Now, far upriver lived Tiên Dung ("tien zoom"), the favorite daughter of a Hùng king — a princess so fond of wandering that she refused every suitor and spent her days drifting along the rivers in a fleet of bright boats. One afternoon her boats put in at a quiet stretch of shore called Tự Nhiên, which means "Nature" itself. The beach looked deserted.

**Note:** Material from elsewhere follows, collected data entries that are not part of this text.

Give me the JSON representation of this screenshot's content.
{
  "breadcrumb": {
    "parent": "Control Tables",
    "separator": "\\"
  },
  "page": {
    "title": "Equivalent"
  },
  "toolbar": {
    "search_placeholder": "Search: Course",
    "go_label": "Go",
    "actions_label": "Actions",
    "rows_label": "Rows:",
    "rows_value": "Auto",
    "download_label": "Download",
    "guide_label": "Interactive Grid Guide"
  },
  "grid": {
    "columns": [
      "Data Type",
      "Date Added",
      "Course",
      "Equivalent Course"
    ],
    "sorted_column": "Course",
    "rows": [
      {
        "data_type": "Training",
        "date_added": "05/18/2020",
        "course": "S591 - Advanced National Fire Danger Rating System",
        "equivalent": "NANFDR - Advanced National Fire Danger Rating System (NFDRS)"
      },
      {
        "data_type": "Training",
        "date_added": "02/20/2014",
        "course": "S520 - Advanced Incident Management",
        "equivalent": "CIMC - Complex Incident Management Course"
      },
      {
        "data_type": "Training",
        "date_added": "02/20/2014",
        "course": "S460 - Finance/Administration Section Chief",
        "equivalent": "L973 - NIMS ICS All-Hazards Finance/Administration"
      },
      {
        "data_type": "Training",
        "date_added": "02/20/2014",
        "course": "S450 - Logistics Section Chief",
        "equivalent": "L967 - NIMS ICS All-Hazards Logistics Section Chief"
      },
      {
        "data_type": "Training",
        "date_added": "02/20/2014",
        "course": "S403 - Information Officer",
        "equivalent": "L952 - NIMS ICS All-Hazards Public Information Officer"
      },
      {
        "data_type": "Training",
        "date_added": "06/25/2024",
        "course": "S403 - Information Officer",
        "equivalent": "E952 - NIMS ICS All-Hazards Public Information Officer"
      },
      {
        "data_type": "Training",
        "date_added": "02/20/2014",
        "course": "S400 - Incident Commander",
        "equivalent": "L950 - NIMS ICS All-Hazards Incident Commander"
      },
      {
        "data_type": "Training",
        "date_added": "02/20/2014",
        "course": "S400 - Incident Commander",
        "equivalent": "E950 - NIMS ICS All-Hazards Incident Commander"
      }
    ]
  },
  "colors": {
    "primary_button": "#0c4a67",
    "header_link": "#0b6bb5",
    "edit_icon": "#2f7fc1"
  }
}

So her attendants strung up cloth screens by the water's edge for the princess to bathe, and by pure chance they raised them over the exact spot where Chử Đồng Tử lay buried in the sand, holding his breath, hiding the only way he knew how.
Tiên Dung stepped behind the screen and poured water over herself, and the sand washed away in dark runnels — and there, suddenly, was a man. A naked, terrified, trembling young man, exposed before a princess. He could not run. She could not look away.
But Tiên Dung did not call her guards. She listened to his story — the dying father, the shared loincloth, the years lived in the river out of shame — and something in her went still. "I had sworn never to marry," she said, "and yet here you are, uncovered before me by Heaven's own hand. This is no accident. This is meant." And on that beach called Nature, with no go-between and no dowry and no permission, the princess married the beggar.
The king was furious and disowned her. So the two of them stayed by the river and simply began to live. They opened a market on the bank, taught the local people how to trade, and sent boats out along the water to barter far and wide. The poor stretch of shore filled with merchants and noise and goods, and the couple — the princess who gave up a palace and the boy who once owned nothing — grew prosperous together. In time the old stories say the two of them rose up to Heaven, and the people honored Chử Đồng Tử ever after as one of the Tứ Bất Tử, the Four Immortals of the land.
From a buried beggar and a wandering princess, the river had made a marriage, a marketplace, and a legend that has outlasted every dynasty since.